Regarding loanDepot’s servicing business, the unpaid principal balance increased to $143.9 billion in the third quarter from $142.5 billion in the previous quarter. Servicing fee income also rose to $118.7 million in the third quarter. In the same period, the company sold excess agency mortgage servicing rights, resulting in a gain of $4 million.

loanDepot reported having $717 million in cash at the end of September, slightly lower than the previous quarter. CFO David Hayer attributed this decline to cost reduction, margin expansion, and effective capital management.

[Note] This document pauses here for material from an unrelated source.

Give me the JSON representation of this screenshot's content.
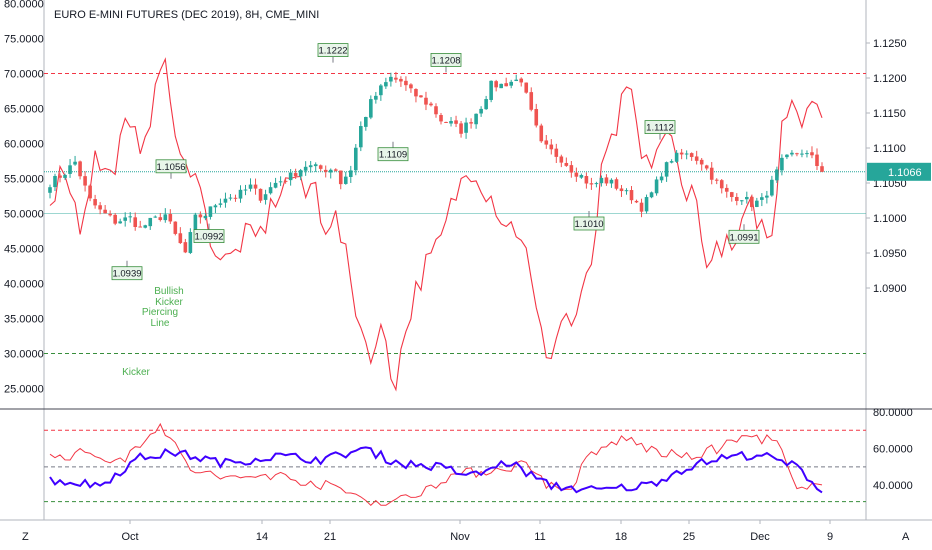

The company remains focused on maintaining significant levels of liquidity as it works towards achieving run-rate profitability.

Looking ahead, loanDepot is actively seeking acquisition opportunities as part of its growth strategy. The company recently appointed Dan Hanson as the executive director of enterprise partnerships and acquisitions to support this initiative. CEO Frank Martell expects the market to remain similar to 2023 levels in 2024, with a lack of housing stock for sale and record low affordability being key factors. He also noted that the mortgage industry may need further capacity reduction due to the current market conditions.

Despite the consecutive quarterly losses, loanDepot is making strides towards profitability by implementing cost-cutting measures and focusing on margin expansion. With the expectation of increased cost reductions and a positive market outlook, loanDepot aims to achieve profitability in the coming quarters.